Les commentateurs ont eu bien du mal à sortir quelques éléments du Comité Interministériel du Handicap qui s’est réuni le 6 octobre dernier. Aussi se sont-ils rabattus sur les « éléments de langage » distillés la veille par les cabinets de la Première ministre et de la ministre chargée des Personnes handicapées : « CIH de méthode visant à fixer la manière de travailler du gouvernement, impulser une nouvelle dynamique et définir les priorités », autrement dit les dispositions c’est pour plus tard. Ce Comité est en effet présenté comme préparatoire à la prochaine Conférence Nationale du Handicap d’abord annoncée pour l’hiver puis, quelques heures plus tard, au printemps 2023.

Pour patienter, quelques os ont été jetés en pâture aux commentateurs : publication d’une circulaire rappelant l’importance d’un pilotage interministériel des enjeux du handicap, « communication publique 100% accessible et une politique RH plus inclusive », nomination prochaine d’un délégué interministériel à l’accessibilité et de sous-préfets référents.
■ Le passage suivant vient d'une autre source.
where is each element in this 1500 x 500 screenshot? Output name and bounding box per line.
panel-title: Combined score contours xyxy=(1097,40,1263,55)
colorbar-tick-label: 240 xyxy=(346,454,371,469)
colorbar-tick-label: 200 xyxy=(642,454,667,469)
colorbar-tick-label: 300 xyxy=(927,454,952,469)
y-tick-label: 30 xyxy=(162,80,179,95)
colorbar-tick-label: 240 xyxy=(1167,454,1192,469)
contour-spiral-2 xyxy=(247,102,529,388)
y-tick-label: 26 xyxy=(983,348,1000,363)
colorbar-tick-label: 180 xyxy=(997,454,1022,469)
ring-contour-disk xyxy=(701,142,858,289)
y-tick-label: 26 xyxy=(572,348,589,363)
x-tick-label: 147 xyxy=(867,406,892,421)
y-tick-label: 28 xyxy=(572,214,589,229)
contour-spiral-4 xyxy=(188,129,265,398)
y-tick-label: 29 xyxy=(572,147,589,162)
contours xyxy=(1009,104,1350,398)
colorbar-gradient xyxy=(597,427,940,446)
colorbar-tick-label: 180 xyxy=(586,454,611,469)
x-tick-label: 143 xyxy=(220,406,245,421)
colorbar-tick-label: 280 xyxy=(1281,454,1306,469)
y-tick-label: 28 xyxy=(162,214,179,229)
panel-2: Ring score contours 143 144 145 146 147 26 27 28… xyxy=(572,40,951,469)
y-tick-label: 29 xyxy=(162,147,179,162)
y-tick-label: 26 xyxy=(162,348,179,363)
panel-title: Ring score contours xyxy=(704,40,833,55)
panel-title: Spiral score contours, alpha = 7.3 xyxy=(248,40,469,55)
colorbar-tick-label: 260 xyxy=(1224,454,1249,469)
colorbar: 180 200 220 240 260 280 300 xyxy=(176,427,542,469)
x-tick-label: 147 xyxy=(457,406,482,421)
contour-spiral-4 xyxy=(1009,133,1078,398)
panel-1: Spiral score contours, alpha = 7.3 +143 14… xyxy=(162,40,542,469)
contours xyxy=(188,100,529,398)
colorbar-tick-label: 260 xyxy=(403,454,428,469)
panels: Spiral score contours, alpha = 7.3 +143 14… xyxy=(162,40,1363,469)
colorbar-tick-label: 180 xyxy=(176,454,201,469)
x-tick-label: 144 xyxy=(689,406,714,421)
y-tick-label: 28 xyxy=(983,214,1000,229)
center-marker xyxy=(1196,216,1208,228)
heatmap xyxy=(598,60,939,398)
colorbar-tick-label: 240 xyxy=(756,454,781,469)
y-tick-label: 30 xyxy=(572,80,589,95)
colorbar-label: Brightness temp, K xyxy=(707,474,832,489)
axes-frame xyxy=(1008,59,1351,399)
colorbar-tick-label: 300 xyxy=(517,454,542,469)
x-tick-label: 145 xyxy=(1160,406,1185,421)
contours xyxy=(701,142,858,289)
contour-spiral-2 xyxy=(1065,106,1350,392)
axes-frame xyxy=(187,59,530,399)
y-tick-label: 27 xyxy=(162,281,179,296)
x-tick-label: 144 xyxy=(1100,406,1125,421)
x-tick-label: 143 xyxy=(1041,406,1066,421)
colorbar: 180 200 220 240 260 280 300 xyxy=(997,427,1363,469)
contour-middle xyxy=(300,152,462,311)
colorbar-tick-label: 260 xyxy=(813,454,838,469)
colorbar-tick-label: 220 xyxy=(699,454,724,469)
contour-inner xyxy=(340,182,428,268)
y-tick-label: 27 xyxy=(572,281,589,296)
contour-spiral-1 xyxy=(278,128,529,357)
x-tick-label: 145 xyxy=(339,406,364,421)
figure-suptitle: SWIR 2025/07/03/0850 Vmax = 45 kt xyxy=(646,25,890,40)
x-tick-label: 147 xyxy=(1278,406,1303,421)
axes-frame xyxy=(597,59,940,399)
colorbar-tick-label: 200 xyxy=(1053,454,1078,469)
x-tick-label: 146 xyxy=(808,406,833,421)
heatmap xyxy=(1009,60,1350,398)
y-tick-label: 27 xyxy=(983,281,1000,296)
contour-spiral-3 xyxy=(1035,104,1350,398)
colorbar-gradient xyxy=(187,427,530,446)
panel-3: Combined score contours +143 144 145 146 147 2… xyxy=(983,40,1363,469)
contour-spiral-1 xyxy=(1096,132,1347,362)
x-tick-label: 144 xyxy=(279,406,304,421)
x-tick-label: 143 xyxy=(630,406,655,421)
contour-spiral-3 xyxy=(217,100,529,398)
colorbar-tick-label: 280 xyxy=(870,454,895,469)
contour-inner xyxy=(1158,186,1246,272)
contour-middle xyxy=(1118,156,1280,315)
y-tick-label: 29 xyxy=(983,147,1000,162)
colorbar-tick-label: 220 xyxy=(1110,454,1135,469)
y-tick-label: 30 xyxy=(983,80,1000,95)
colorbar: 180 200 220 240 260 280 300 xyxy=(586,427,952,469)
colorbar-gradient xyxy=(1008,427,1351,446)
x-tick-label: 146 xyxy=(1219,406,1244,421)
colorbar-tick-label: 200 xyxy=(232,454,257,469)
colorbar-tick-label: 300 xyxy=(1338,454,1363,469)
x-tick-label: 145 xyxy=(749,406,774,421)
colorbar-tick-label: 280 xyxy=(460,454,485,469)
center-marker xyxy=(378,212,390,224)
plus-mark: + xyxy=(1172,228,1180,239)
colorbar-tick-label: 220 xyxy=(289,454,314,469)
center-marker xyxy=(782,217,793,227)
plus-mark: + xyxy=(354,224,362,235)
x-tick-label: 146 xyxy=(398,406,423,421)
Détaillons tout cela :

  • La circulaire intitulée « Mise en oeuvre de la politique interministérielle pour l’inclusion des personnes handicapées » remémore que depuis 10 ans chaque chef du Gouvernement publie « sa » circulaire aux ministres sur la prise en compte du handicap dans leur action, projets de loi et décrets, sans qu’ils le fassent ; les circulaires de Jean-Marc Ayrault (septembre 2012), Manuel Valls (juillet 2014), Edouard Philippe (novembre 2017) et Jean Castex (novembre 2020) sont demeurées des chiffons de papier.
  • La mise en accessibilité de la communication gouvernementale, enclenchée il y a deux ans pendant la crise sanitaire, fait l’objet d’une nouvelle charte précisant ses contours ; cette accessibilité sera financée sur le budget de chaque ministère, ont assuré les services de la Première ministre, et non plus comme en 2021 et 2022 par les crédits dédiés à l’emploi des travailleurs handicapés.
  • La politique de recrutement s’est surtout traduite par des suppressions de postes dans la fonction publique, ultralibéralisme européen oblige.
  • La création d’un délégué interministériel à l’accessibilité universelle, outre qu’il va empiéter sur les prérogatives de la déléguée ministérielle à l’accessibilité du cadre bâti et des transports, rappelle feu le délégué interministériel aux personnes handicapées dont le résultat de l’action fut à géométrie variable : nul quand le premier titulaire de la fonction fut Patrick Ségal, faible avec son successeur de 2002 à 2009, Patrick Gohet ; la fonction n’a d’ailleurs pas survécu à son départ tant son utilité restait à démontrer.
  • La nomination de sous-préfets à l’accessibilité consistera en fait à affecter cette responsabilité aux fonctionnaires en poste qui traiteront ce sujet parmi les autres dont ils ont la charge.

Rien de bien solide ne ressort de ce premier CIH du gouvernement d’Elisabeth Borne, si ce n’est un arbitrage défavorable : si la Première ministre a décidé de nommer un délégué interministériel à l’accessibilité universelle, c’est en rejetant la création de la fonction de haut-commissaire à l’Accessibilité. Élaborée par l’administration centrale, cette proposition donnait une réelle capacité d’action au titulaire ayant rang de préfet et disposant de l’autorité nécessaire pour parler d’égal à égal avec les directeurs d’administrations et les préfets. Ceux qui ont connu la réalité de ce que fut la fonction de Délégué Interministériel aux Personnes Handicapées en savent la portée très limitée. De plus, le futur délégué interministériel à l’accessibilité universelle ne disposera d’aucun budget ni moyens ; il sera rattaché au secrétariat général du CIH, lui-même doté seulement de cinq cadres et une assistante. La réalité de cette nouvelle fonction dépendra également de la personnalité de celle ou celui qui l’occupera, ajoutant encore de l’incertitude à l’incertitude.

Laurent Lejard, octobre 2022.

*Macroner : se montrer très inquiet d’une situation mais ne rien faire. Verbe créé par les Ukrainiens au printemps dernier pour qualifier la gesticulation politique du Président français pendant que l’armée russe envahissait leur pays.